L’Essentiel : La société Exclusive Gemstone, spécialisée dans la vente de diamants, fait face à des accusations graves, dont l’escroquerie en bande organisée. En 2021, l’Association de Défense de Consommateurs de France a assigné la banque Crédit du Nord en responsabilité. Le juge a accepté cette action, mais la Société Générale, héritière des droits de Crédit du Nord, a demandé des documents essentiels pour l’affaire. Le 7 octobre 2024, les demandeurs ont refusé de fournir ces pièces, entraînant une décision du juge qui a ordonné leur communication. La prochaine mise en état est prévue pour le 7 mars 2025.

Contexte de l’affaire

La société Exclusive Gemstone est spécialisée dans la vente de diamants aux particuliers. Plusieurs acheteurs, dont Mme [G] [B], M. [C] [P], et d’autres, ont acquis des diamants en effectuant leurs paiements sur le compte de la société auprès de la banque Crédit du Nord.

Ouverture d’une information judiciaire

En 2017, une information judiciaire a été ouverte contre Exclusive Gemstone et ses dirigeants pour des accusations graves, notamment d’escroquerie en bande organisée, de blanchiment, d’exercice illégal de l’activité de conseiller en investissement financier, de démarchage financier illicite et d’abus de biens sociaux.

Assignation en responsabilité

Le 3 août 2021, l’Association de Défense de Consommateurs de France (ADC France) et plusieurs acheteurs ont assigné la société Crédit du Nord en responsabilité devant le tribunal judiciaire de Lille.

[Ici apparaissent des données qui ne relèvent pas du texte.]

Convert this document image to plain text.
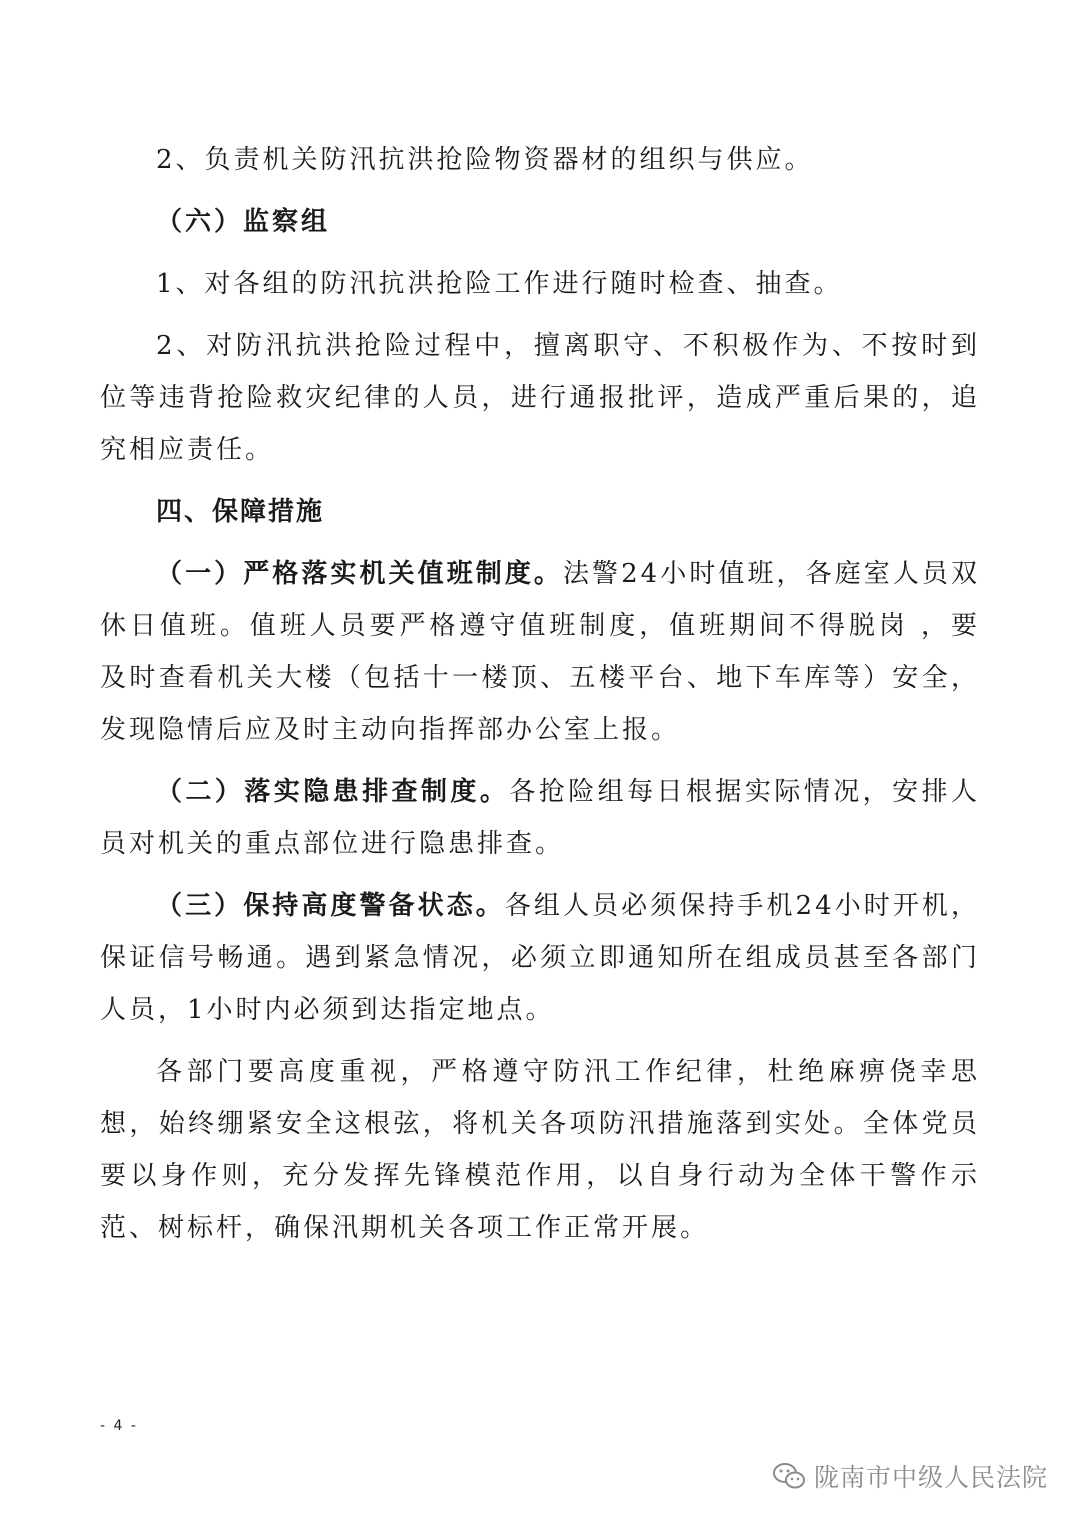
2、负责机关防汛抗洪抢险物资器材的组织与供应。

（六）监察组

1、对各组的防汛抗洪抢险工作进行随时检查、抽查。

2、对防汛抗洪抢险过程中，擅离职守、不积极作为、不按时到位等违背抢险救灾纪律的人员，进行通报批评，造成严重后果的，追究相应责任。

四、保障措施

（一）严格落实机关值班制度。法警24小时值班，各庭室人员双休日值班。值班人员要严格遵守值班制度，值班期间不得脱岗 ，要及时查看机关大楼（包括十一楼顶、五楼平台、地下车库等）安全，发现隐情后应及时主动向指挥部办公室上报。

（二）落实隐患排查制度。各抢险组每日根据实际情况，安排人员对机关的重点部位进行隐患排查。

（三）保持高度警备状态。各组人员必须保持手机24小时开机，保证信号畅通。遇到紧急情况，必须立即通知所在组成员甚至各部门人员，1小时内必须到达指定地点。

各部门要高度重视，严格遵守防汛工作纪律，杜绝麻痹侥幸思想，始终绷紧安全这根弦，将机关各项防汛措施落到实处。全体党员要以身作则，充分发挥先锋模范作用，以自身行动为全体干警作示范、树标杆，确保汛期机关各项工作正常开展。

- 4 -
陇南市中级人民法院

Le juge a déclaré recevable l’action de l’ADC France et a rejeté une demande de sursis à statuer.

Demande de communication de pièces

Le 30 avril 2024, la Société Générale, héritière des droits de la SA Crédit du Nord, a demandé au juge de la mise en état de contraindre les demandeurs à produire des documents essentiels à l’affaire, notamment des versions complètes d’une ordonnance de renvoi et d’un procès-verbal d’audition.

Réponse des demandeurs

Le 7 octobre 2024, l’ADC France et les autres demandeurs ont informé le juge qu’ils ne souhaitaient pas conclure, laissant la Société Générale sans les pièces demandées, qui sont cruciales pour la poursuite de l’instance.

Décision du juge

Le juge a statué sur la demande de communication de pièces, enjoignant aux demandeurs de fournir les documents requis à la Société Générale, tout en rejetant la demande de communication de l’index des cotes du dossier d’information judiciaire, considérant que l’ordonnance de renvoi était suffisante.

Réserve sur les dépens

Concernant les dépens, le juge a décidé de les réserver jusqu’à ce qu’une décision soit prise sur le fond du litige, laissant ouverte la question de la responsabilité financière des parties.

Prochaines étapes

Les parties ont été renvoyées à une mise en état prévue pour le 7 mars 2025, où des conclusions au fond de la Société Générale seront attendues.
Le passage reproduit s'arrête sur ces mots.